The confusion came from dispersement: Latin America is made up of dozens of countries with a dizzying mix of currencies, government regulations, import tariffs, and trade restrictions. If Brightstar could make themselves into Latin American Talmudists and find ways to safely go where other companies wouldn't, that information would have concrete market value, because phone manufacturers would gladly pay to outsource that nightmare.
The demand aspect was obvious: The region's populations were growing rapidly, and typically the first major appliance any consumer buys, even before a car, is a phone.
Which leads to the disfunction: Because only 17% of the Latin American population had access to telephone landlines, the market was wide open for affordable satellite service.
90 minutes....
"Okay, so what's to stop your customers from just going to the manufacturers directly?" VC 2 asks. "Yes, let's talk about this for a moment," VC 1 presses. "What would happen if you got Telefonica Moviles all set up, got their logistics and forecasting all tidy, and they said, 'Thanks, guys, we'll take it from here,' and went to the manufacturers themselves?"
Once again, VC 2 seems to be on to something; earlier, in private, Marcelo had talked about the backstabbing he'd suffered during Brightstar's early days. "There are a lot of honorable people, but there are a lot of scumbags who would kill to save 25 cents." He shrugged. "We got cut out of a lot of deals, $10 million to $12 million deals, but we just moved on to the next."
But those days are long over. "We deal with this every day," Marcelo begins, and as he answers, the full impact of Brightstar's accomplishment is finally revealed.
During the 2000 telecom crisis, Brightstar didn't just content itself with seizing the business the bigger companies had abandoned.
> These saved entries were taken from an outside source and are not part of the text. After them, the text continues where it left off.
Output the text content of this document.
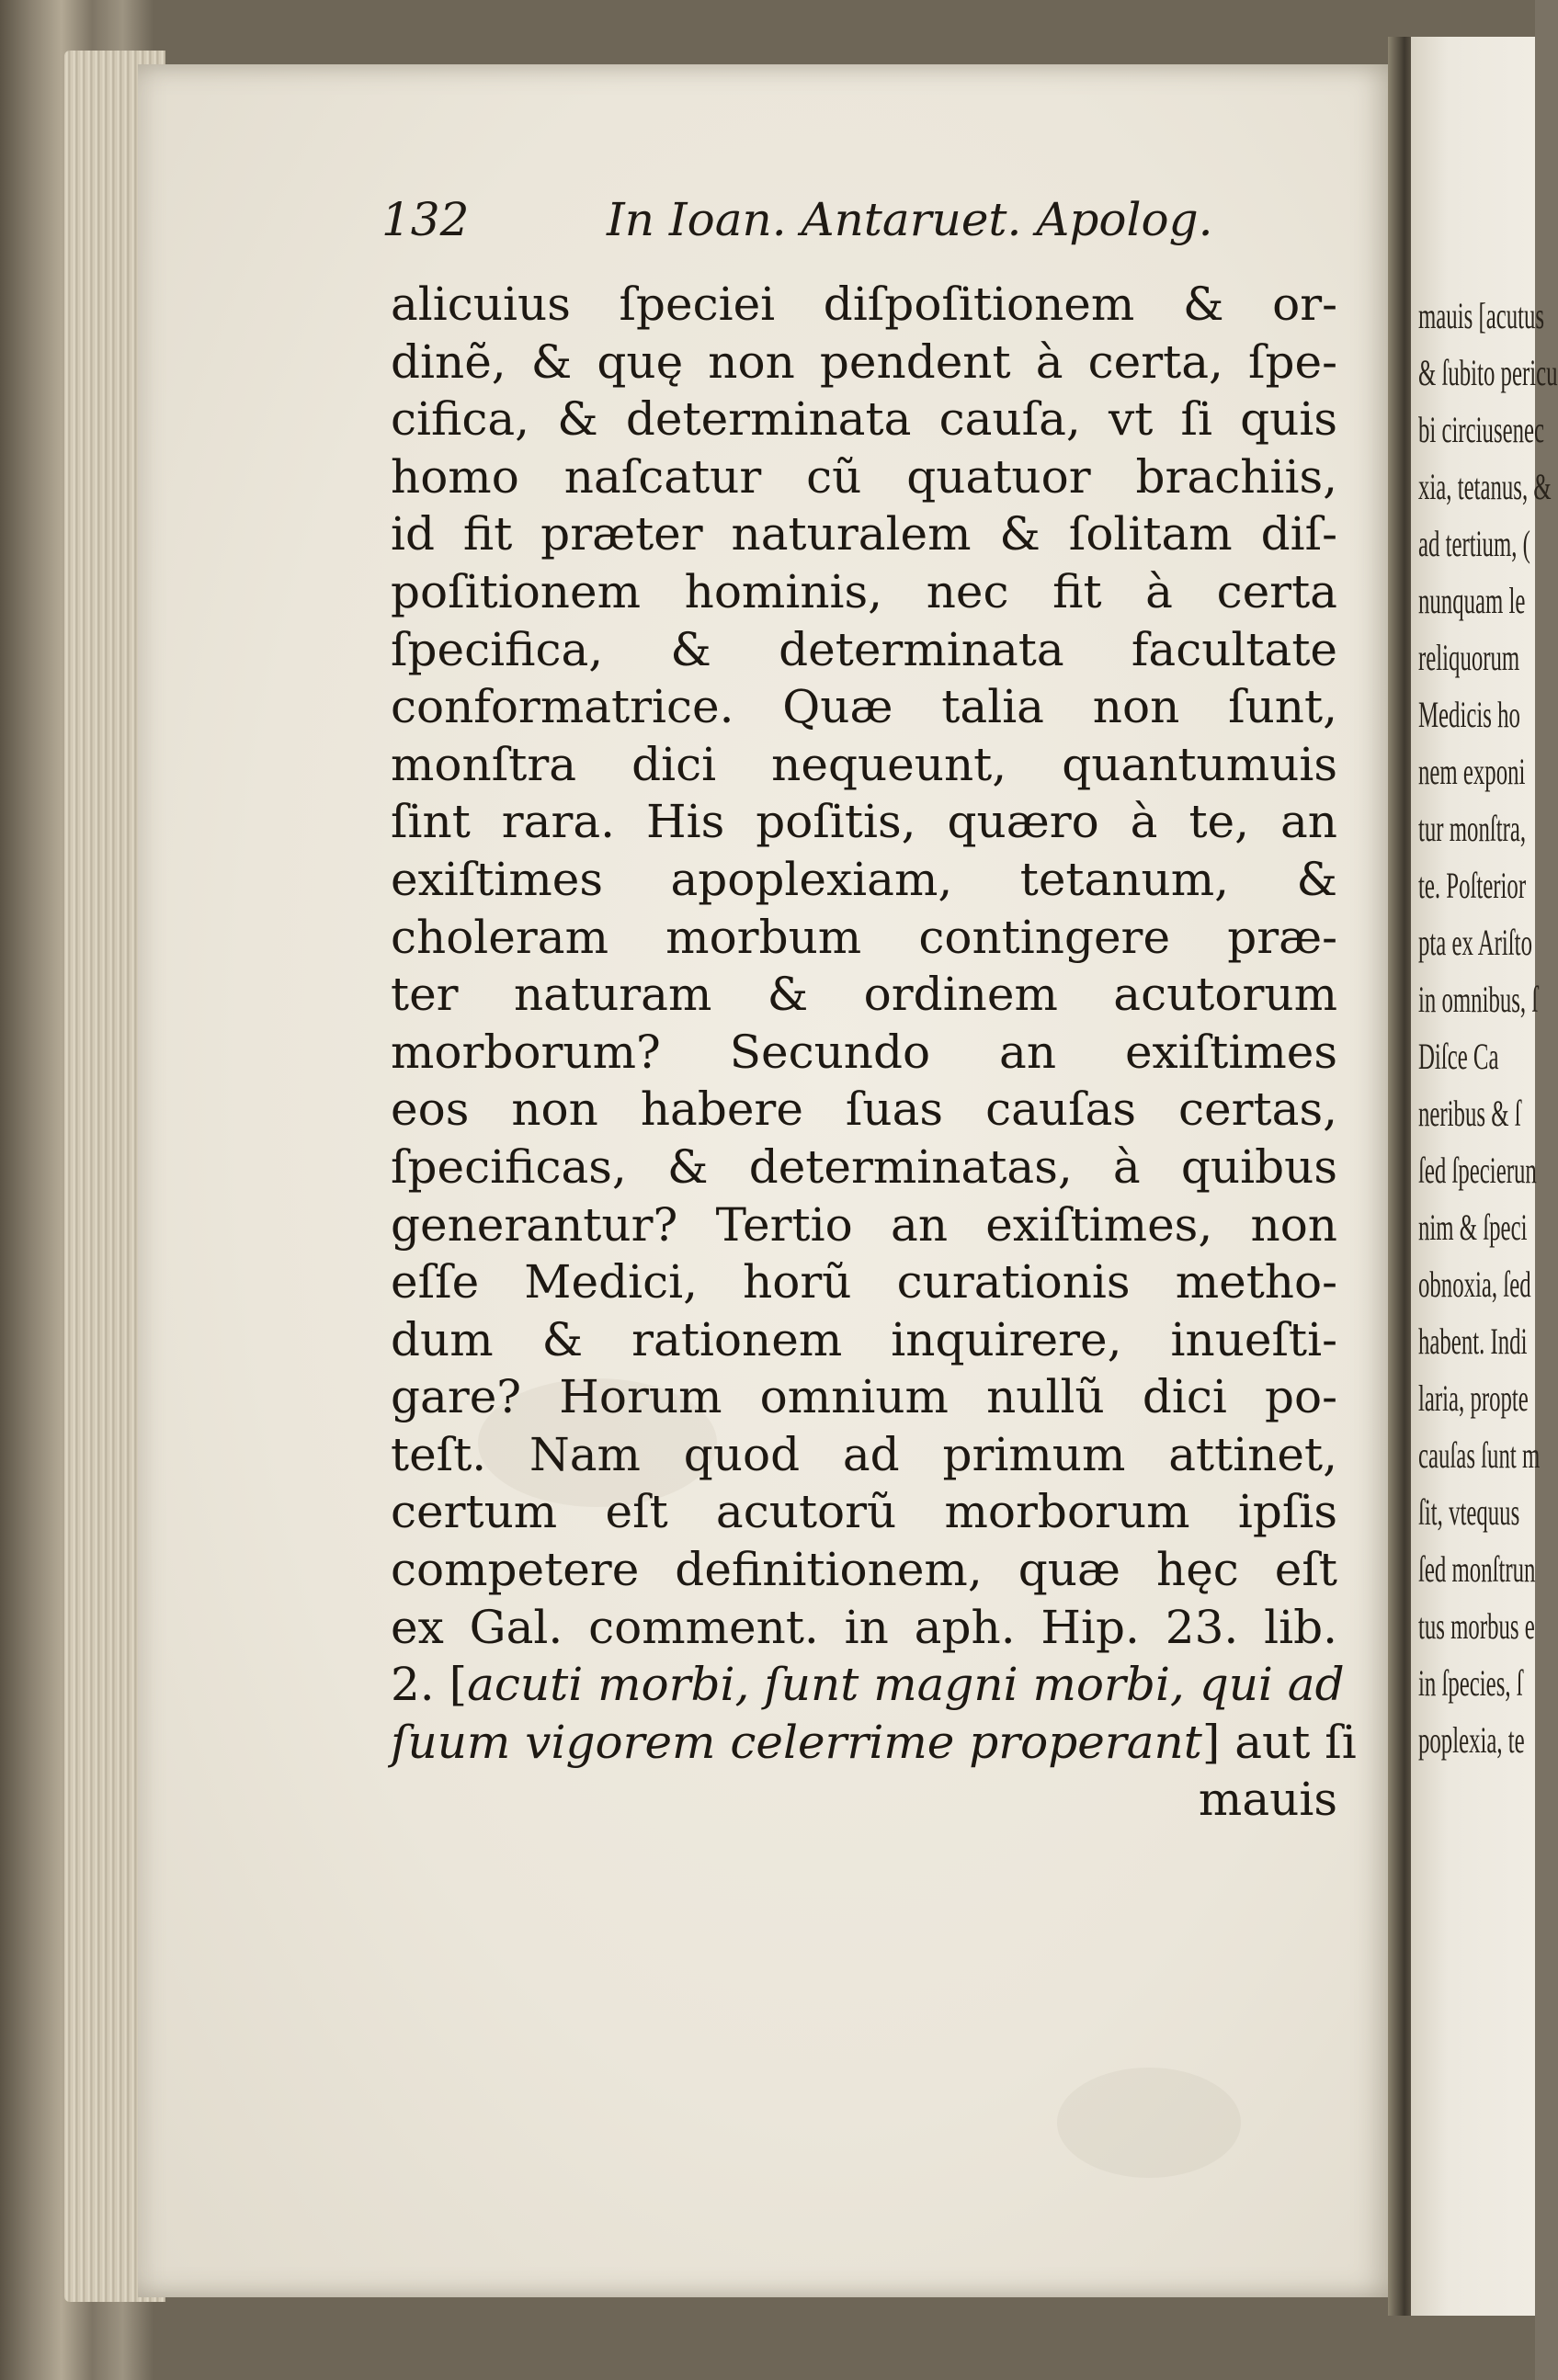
mauis [acutus
& ſubito pericu
bi circiusenec
xia, tetanus, &
ad tertium, (
nunquam le
reliquorum
Medicis ho
nem exponi
tur monſtra,
te. Poſterior
pta ex Ariſto
in omnibus, ſ
Diſce Ca
neribus & ſ
ſed ſpecierun
nim & ſpeci
obnoxia, ſed
habent. Indi
laria, propte
cauſas ſunt m
ſit, vtequus
ſed monſtrun
tus morbus e
in ſpecies, ſ
poplexia, te
132	In Ioan. Antaruet. Apolog.
alicuius ſpeciei diſpoſitionem & or-
dinẽ, & quę non pendent à certa, ſpe-
cifica, & determinata cauſa, vt ſi quis
homo naſcatur cũ quatuor brachiis,
id fit præter naturalem & ſolitam diſ-
poſitionem hominis, nec fit à certa
ſpecifica, & determinata facultate
conformatrice. Quæ talia non ſunt,
monſtra dici nequeunt, quantumuis
ſint rara. His poſitis, quæro à te, an
exiſtimes apoplexiam, tetanum, &
choleram morbum contingere præ-
ter naturam & ordinem acutorum
morborum? Secundo an exiſtimes
eos non habere ſuas cauſas certas,
ſpecificas, & determinatas, à quibus
generantur? Tertio an exiſtimes, non
eſſe Medici, horũ curationis metho-
dum & rationem inquirere, inueſti-
gare? Horum omnium nullũ dici po-
teſt. Nam quod ad primum attinet,
certum eſt acutorũ morborum ipſis
competere definitionem, quæ hęc eſt
ex Gal. comment. in aph. Hip. 23. lib.
2. [acuti morbi, ſunt magni morbi, qui ad
ſuum vigorem celerrime properant] aut ſi
mauis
Marcelo knew that telecom chaos and Latin American instability wouldn't last for long, so he had to move fast to fortify his position before the competition came storming back in during the recovery.
And that was Marcelo's brainstorm. He worked up the supply chain in both directions, appropriating as much of the inventory process as he could from both manufacturers and network operators. Ordinarily, there's no reason for a distributor to penetrate beyond the loading dock door, but what gave Marcelo his opening was the fast turnover in technology. He could just drop new phones off at stores in, say, Honduras, but how would they get rid of the old ones to open up shelf space? No problem; Brightstar would buy them back (at a markdown, of course) and ship them to one of their other country-clients where last month's fashion was late to arrive.